Nulla, difatti, nella giustizia umana può essere giusto se non conforme allo scrupoloso rispetto delle regole. Ed una cosa ingiusta non può, in nessun caso, essere utile. Ci si può illudere che possa essere vero il contrario, ma si tratta di una illusione. Che si paga.

In molti, non solo fra i legislatori, ma fra i cittadini tutti, sono pronti a riconoscere che vi sono state e vi sono delle esagerazioni, così come sono in molti a ben comprendere che si è fatto e si fa un uso esagerato ed irrituale della carcerazione preventiva. Ma, gli stessi, pensano : in fondo, tutto questo è servito, è stato utile. Perché mai prendersela con quei magistrati che ne sono stati artefici? La risposta è : perché tutto questo non solo è ingiusto, ma, oltre che inutile, è anche dannoso, dannoso per la giustizia.

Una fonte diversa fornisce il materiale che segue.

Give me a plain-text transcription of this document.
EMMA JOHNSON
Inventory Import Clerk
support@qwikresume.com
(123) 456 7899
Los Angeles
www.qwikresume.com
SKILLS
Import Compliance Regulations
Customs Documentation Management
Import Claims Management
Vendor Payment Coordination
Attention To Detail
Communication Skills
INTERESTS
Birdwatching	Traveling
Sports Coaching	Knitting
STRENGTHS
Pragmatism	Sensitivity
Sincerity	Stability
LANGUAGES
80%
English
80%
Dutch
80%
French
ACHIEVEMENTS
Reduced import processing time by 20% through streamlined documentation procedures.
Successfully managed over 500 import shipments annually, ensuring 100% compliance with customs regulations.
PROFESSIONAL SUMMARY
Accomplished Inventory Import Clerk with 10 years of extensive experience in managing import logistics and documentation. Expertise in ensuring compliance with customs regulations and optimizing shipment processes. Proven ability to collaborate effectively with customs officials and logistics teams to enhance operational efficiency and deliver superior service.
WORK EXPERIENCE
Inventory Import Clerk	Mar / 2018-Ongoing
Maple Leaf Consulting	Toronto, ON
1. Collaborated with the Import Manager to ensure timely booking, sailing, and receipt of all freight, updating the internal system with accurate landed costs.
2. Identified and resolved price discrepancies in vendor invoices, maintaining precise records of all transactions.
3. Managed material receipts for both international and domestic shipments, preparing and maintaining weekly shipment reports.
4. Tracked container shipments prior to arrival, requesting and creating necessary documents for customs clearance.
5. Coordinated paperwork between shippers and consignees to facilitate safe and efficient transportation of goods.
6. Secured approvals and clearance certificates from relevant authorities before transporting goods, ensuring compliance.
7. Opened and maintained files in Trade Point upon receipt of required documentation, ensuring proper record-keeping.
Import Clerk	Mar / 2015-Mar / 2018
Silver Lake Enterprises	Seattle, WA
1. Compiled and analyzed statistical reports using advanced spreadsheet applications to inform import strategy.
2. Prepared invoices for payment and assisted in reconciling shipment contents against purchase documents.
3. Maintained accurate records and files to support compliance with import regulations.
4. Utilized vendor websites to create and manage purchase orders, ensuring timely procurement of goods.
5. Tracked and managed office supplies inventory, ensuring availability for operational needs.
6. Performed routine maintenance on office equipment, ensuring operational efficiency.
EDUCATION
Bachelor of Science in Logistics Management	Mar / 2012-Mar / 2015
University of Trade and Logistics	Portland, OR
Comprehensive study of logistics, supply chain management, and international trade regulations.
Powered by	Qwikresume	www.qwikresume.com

Fa un certo effetto pensare che una tesi simile sia, oggi, considerata controcorrente, e che trova consenso solo fra pochissime persone. Fa un certo effetto perché la solitudine nella quale ci troviamo è la confermata umiliazione del migliore pensiero, filosofico, politico e giuridico, italiano. Il quale pure, su liceità ed opportunità si divise, ma con esiti assai diversi da quelli cui oggi assistiamo.

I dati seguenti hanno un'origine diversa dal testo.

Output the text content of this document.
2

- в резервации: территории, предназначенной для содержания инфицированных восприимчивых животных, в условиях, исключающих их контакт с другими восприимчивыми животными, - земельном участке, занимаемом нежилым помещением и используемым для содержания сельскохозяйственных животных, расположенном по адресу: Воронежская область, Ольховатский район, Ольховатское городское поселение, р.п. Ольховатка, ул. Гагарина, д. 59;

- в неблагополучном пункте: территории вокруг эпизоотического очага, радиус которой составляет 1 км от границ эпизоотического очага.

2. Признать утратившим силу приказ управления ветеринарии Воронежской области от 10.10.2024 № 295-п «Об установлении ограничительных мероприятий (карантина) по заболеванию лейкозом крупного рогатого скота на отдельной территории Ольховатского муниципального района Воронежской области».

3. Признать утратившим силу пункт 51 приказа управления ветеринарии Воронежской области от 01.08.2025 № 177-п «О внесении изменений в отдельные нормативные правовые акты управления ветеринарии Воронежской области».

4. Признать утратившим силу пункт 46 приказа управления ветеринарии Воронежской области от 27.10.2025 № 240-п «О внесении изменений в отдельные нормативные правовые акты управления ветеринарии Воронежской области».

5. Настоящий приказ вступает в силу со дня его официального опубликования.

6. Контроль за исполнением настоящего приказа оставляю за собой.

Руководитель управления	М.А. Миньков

L’8 maggio del 1776, Pietro Verri, economista e funzionario del governo imperiale austriaco, scriveva al fratello Alessandro, letterato, enciclopedista uno degli animatori della rivista Il Caffè . Erano gli anni in cui viveva e scriveva un tal Cesare Beccaria. Pietro informava Alessandro che Maria Teresa, con un decreto del 2 gennaio, aveva abolito l’uso della tortura, e si attendeva un pronunciamento del Senato di Milano. Alessandro gli rispondeva : “Bramo che sia abolita la tortura, alla quale ho preso un orrore anche più forte del comune, per avere letti i costituti criminali di tale atto inumano, che fa pietà e ribrezzo (…). Io però la ritrovo ingiusta, ma non inutile. Ingiusta perché tormenta un uomo il cui delitto è incerto. Inutile però non credo, perché spesso ricava la confessione. Voi avete grave sospetto che il vostro servitore vi abbia rubato. Se volete saperlo da lui colle buone non otterrete niente; se gli mette una pistola al cervello vi confessa il furto e ve lo restituisce. I barbari spagnoli in America scoprirono miniere e tesori colle torture. Ma noi miseri se l’utile fosse lecito!”.

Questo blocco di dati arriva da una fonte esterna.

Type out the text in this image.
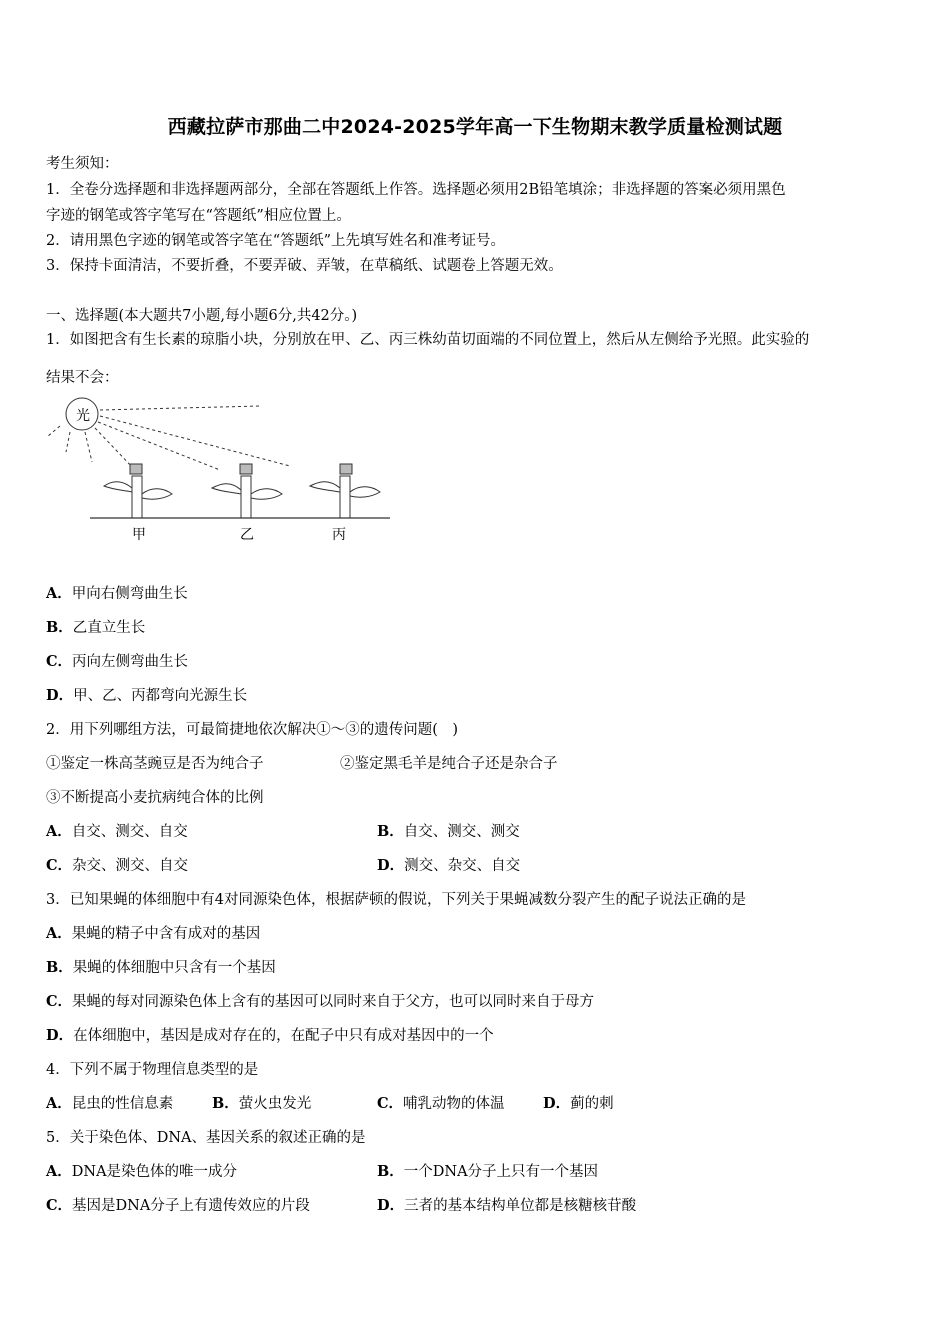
西藏拉萨市那曲二中2024-2025学年高一下生物期末教学质量检测试题
考生须知：
1．全卷分选择题和非选择题两部分，全部在答题纸上作答。选择题必须用2B铅笔填涂；非选择题的答案必须用黑色
字迹的钢笔或答字笔写在“答题纸”相应位置上。
2．请用黑色字迹的钢笔或答字笔在“答题纸”上先填写姓名和准考证号。
3．保持卡面清洁，不要折叠，不要弄破、弄皱，在草稿纸、试题卷上答题无效。
一、选择题(本大题共7小题,每小题6分,共42分。)
1．如图把含有生长素的琼脂小块，分别放在甲、乙、丙三株幼苗切面端的不同位置上，然后从左侧给予光照。此实验的
结果不会：
光
甲	乙	丙
A．甲向右侧弯曲生长
B．乙直立生长
C．丙向左侧弯曲生长
D．甲、乙、丙都弯向光源生长
2．用下列哪组方法，可最简捷地依次解决①～③的遗传问题(　)
①鉴定一株高茎豌豆是否为纯合子	②鉴定黑毛羊是纯合子还是杂合子
③不断提高小麦抗病纯合体的比例
A．自交、测交、自交	B．自交、测交、测交
C．杂交、测交、自交	D．测交、杂交、自交
3．已知果蝇的体细胞中有4对同源染色体，根据萨顿的假说，下列关于果蝇减数分裂产生的配子说法正确的是
A．果蝇的精子中含有成对的基因
B．果蝇的体细胞中只含有一个基因
C．果蝇的每对同源染色体上含有的基因可以同时来自于父方，也可以同时来自于母方
D．在体细胞中，基因是成对存在的，在配子中只有成对基因中的一个
4．下列不属于物理信息类型的是
A．昆虫的性信息素	B．萤火虫发光	C．哺乳动物的体温	D．蓟的刺
5．关于染色体、DNA、基因关系的叙述正确的是
A．DNA是染色体的唯一成分	B．一个DNA分子上只有一个基因
C．基因是DNA分子上有遗传效应的片段	D．三者的基本结构单位都是核糖核苷酸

Beccaria contestava questa tesi del Verri, egli sosteneva che la tortura era anche inutile al fine dell’accertamento della verità, dato che non pochi confessavano non per avere commesso il fatto, ma solo per sottrarsi ai tormenti degli aguzzini. Tutti e due, comunque, erano contro la tortura.

Oggi molti sostengono che la carcerazione preventiva (che, accoppiata all’uso aguzzino dei mezzi d’informazione, ben richiama l’antica tortura) induce alla confessione e, quindi, benché non bella, è comunque utile. Noi preferiamo la tesi di Beccaria (che Voltaire ci invidiò, ma che i contemporanei non leggono). Ma se anche fosse preferibile quella del Verri, comunque condurrebbe all’abolizione di questo istituto.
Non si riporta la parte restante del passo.